Having just dropped these files into the correct place, I then need to run the "Discover Extension" utility in the back end so Joomla can incorporate my plugin into its workings, but that's about it!

The name of my plugin class is defined by the skeleton "plg<directory_path>", omitting the "/plugins/" part of the directory path. Methods in this plugin are named after the triggers that we want them to be called by. Now, my trigger will be called after the routing phase of loading web pages. Of course, that happens after every page is routed, so the first thing that I do is limit my code to running when the com_contact component is running the category view. I don't suppose it would cause a problem if I didn't check, but it would waste time and space, which is a very bad thing.

Having checked that the plugin is being run by the page load that I want, it then loads the two files which create my custom versions of the model and view.


As the supplied front end template doesn't use a form at all, the view doesn't load one. We have to change that.

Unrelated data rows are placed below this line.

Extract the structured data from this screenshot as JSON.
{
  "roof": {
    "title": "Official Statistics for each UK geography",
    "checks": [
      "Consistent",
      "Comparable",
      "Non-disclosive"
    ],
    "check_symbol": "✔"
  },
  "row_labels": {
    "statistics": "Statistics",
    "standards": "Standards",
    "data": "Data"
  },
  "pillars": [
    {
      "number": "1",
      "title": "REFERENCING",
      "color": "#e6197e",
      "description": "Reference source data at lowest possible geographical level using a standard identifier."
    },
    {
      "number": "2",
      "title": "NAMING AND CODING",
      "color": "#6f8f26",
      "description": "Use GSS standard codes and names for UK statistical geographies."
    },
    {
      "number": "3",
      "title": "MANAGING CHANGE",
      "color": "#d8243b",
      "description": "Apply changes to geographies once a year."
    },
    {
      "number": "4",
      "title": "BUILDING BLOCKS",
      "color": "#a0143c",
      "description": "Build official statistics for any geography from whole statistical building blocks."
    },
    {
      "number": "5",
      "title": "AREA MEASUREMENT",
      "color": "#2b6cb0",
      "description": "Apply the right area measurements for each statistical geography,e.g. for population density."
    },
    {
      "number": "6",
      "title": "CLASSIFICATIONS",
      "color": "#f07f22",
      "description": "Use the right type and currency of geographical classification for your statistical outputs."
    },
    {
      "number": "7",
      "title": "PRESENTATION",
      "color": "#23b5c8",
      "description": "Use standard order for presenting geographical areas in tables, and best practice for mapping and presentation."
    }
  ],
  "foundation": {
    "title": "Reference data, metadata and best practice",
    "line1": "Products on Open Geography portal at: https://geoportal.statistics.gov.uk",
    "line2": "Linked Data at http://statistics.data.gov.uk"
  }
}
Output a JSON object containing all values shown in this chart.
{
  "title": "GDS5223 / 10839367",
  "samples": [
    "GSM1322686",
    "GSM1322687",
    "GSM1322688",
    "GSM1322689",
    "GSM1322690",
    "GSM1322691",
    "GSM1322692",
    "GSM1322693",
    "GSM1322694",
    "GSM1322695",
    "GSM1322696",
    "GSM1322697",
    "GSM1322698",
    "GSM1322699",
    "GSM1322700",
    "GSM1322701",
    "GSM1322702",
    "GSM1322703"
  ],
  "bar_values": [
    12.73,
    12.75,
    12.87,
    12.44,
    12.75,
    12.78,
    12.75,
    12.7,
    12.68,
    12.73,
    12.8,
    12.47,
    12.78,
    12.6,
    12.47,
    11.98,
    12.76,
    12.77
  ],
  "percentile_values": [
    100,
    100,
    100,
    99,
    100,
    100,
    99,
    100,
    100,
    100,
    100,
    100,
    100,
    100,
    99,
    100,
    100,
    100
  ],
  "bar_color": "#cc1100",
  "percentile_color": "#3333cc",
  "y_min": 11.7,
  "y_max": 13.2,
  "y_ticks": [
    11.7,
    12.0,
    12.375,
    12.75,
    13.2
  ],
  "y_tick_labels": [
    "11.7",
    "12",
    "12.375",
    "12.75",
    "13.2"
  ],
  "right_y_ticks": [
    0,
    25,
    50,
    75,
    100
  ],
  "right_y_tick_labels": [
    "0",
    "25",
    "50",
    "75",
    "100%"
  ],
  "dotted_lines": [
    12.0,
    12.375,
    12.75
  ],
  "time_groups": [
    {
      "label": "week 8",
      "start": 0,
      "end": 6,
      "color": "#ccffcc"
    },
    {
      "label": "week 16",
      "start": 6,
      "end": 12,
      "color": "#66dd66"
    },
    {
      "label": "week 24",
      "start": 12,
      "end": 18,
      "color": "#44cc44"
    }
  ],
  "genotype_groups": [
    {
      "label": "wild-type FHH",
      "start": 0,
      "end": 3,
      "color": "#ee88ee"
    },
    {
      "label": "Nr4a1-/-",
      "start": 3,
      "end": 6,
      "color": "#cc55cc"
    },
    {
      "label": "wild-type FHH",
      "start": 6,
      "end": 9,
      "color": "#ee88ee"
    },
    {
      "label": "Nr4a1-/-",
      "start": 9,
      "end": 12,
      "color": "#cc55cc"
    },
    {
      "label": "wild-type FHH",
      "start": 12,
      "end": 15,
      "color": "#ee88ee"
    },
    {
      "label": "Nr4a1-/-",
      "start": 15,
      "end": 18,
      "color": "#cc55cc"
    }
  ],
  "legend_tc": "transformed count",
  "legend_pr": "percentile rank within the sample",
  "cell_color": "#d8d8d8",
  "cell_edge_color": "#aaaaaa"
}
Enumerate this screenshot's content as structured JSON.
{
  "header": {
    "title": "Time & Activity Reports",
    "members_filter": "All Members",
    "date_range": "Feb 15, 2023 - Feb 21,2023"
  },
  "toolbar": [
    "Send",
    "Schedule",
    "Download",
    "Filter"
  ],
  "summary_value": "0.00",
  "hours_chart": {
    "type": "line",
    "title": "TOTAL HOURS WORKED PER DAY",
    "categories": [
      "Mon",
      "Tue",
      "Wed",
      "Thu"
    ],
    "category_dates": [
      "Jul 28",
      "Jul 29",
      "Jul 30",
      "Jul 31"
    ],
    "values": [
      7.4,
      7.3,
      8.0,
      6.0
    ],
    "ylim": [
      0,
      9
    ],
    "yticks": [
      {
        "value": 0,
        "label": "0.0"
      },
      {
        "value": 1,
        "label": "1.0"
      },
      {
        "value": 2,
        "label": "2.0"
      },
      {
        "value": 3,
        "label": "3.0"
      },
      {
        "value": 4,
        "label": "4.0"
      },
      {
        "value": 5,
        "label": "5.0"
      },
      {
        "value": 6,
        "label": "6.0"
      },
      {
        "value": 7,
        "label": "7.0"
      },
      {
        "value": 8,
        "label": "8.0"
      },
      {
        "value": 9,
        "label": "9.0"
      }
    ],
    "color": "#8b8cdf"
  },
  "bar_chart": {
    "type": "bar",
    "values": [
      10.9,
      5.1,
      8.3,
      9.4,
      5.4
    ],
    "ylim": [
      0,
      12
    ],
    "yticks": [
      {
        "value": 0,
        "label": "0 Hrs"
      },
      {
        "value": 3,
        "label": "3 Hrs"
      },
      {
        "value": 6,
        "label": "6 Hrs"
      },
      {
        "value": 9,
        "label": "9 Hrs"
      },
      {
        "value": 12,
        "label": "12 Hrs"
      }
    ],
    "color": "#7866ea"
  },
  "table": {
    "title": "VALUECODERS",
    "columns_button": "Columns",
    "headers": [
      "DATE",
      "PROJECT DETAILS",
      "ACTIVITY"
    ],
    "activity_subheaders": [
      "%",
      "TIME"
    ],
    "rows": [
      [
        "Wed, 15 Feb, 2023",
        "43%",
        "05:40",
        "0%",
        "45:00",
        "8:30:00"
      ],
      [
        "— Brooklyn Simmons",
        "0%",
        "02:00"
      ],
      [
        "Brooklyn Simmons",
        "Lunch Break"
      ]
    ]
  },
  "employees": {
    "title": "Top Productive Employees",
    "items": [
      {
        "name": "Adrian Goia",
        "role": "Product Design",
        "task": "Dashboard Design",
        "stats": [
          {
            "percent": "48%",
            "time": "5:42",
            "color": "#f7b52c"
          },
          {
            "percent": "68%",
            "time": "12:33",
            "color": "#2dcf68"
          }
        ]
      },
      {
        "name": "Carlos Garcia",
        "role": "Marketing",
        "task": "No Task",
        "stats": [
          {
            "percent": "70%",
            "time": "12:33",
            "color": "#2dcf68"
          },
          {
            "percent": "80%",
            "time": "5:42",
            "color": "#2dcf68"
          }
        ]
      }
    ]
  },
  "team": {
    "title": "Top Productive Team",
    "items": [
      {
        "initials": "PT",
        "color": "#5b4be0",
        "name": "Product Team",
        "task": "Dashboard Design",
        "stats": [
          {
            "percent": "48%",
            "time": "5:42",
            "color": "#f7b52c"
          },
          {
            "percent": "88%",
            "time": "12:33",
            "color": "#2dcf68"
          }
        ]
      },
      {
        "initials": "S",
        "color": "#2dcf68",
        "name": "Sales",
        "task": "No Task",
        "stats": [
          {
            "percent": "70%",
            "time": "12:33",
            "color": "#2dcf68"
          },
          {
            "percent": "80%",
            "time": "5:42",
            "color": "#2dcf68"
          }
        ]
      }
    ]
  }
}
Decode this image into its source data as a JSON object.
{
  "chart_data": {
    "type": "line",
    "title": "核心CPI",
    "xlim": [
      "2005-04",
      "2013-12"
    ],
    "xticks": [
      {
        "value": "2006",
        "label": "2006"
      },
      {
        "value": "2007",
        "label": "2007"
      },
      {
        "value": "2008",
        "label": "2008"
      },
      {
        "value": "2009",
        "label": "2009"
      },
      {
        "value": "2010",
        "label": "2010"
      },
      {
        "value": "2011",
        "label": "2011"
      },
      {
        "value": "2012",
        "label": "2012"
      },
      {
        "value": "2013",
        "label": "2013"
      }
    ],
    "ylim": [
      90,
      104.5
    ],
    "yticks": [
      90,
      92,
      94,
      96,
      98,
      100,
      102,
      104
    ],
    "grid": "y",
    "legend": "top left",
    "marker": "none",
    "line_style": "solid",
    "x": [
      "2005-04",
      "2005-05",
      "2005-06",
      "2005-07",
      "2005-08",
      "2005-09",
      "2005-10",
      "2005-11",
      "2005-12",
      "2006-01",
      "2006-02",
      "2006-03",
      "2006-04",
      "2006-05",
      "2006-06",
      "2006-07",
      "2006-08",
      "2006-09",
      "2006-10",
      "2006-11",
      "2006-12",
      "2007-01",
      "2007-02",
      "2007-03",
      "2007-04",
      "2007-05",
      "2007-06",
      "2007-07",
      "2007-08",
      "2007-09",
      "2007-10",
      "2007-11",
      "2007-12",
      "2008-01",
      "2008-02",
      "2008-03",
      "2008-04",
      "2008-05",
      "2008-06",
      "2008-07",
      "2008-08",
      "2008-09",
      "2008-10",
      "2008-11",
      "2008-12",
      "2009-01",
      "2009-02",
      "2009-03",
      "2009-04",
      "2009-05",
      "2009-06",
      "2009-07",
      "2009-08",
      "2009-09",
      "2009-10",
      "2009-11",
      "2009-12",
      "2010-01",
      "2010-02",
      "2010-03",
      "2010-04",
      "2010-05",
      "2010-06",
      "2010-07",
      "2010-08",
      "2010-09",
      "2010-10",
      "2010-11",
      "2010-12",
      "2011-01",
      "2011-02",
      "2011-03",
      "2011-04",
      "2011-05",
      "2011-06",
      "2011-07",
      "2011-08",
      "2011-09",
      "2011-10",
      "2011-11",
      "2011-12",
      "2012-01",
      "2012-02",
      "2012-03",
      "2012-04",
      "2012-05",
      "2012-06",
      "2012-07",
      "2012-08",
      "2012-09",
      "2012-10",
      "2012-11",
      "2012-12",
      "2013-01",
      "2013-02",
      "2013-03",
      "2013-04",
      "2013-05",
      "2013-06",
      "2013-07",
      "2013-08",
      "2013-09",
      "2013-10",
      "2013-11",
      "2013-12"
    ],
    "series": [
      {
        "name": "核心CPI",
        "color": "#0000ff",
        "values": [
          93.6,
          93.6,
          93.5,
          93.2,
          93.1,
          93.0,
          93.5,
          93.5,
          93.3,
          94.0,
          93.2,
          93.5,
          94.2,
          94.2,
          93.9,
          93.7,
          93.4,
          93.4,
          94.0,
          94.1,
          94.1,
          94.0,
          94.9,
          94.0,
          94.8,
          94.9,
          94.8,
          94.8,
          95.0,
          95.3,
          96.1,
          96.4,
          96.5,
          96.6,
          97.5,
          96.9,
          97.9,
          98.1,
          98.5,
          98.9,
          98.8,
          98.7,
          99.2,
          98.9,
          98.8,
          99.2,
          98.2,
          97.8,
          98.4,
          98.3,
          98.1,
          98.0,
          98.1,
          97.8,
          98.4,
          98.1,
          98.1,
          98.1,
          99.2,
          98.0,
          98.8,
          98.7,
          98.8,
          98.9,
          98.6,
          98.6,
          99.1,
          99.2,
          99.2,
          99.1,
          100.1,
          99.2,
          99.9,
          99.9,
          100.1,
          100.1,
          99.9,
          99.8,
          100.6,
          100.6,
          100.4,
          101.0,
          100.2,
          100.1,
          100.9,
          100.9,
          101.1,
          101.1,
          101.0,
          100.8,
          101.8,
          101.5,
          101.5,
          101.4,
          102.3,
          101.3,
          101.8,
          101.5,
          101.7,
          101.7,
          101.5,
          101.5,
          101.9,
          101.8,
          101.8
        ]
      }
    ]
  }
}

Since we are using the category view of the contacts component, we need to cause a class called ContactViewCategory to be loaded before the framework tries to load one itself.

My file viewforaskfred.php is a copy of the file /components/com_contact/views/category/view.html.php, with my custom additions. I only need to add two lines,

		$this->filterForm    = $this->get('FilterForm');
		$this->activeFilters = $this->get('ActiveFilters');

which I placed after the code, "parent::commonCategoryDisplay();"

When the component controller deems it time to load the view, it finds my version already in memory, and is happy.

Filter Elements[edit]

Here I was very slightly naughty. Rather than add a path to an innocuous location for the form xml definition file, I put it in the place in the core that Joomla expects it.

I copied the file /administrator/components/com_contact/models/forms/fiter_category.xml to /components/com_contact/models/forms/filter_category.xml .


The model is just as simple as the view, although it needs rather more modification. My file modelforaskfred.php is simply a copy of the file /components/con_contact/models/category.php and contains the class ContactModelCategory, so when the view (in fact my own copy) comes to load the class, it finds my version already loaded and is very happy.

More changes are need in the model than the view because I now have an extra few dropdowns that can be used to restrict the contacts displayed.

It is easy to find the sections of code that you want from the admin version of the model and transplant them into your model that will be used in the copy of the front end model.
There are three methods that need to be modified. To make sure your filter bar retains its contents across different page loadings, you need to recreate the getStoreId method from the backend that didn't previously exist in the front at all.

After that, add the filter values into the populateState method, and add selections for your filters into the getListQuery method, all lifted from the back end.

In fact, rather than pick up filter values one at a time, I used

$filters = $input->get('filter', '', 'array')

to get them all at once and then used them from the resulting array. The similar action for the 'list' values.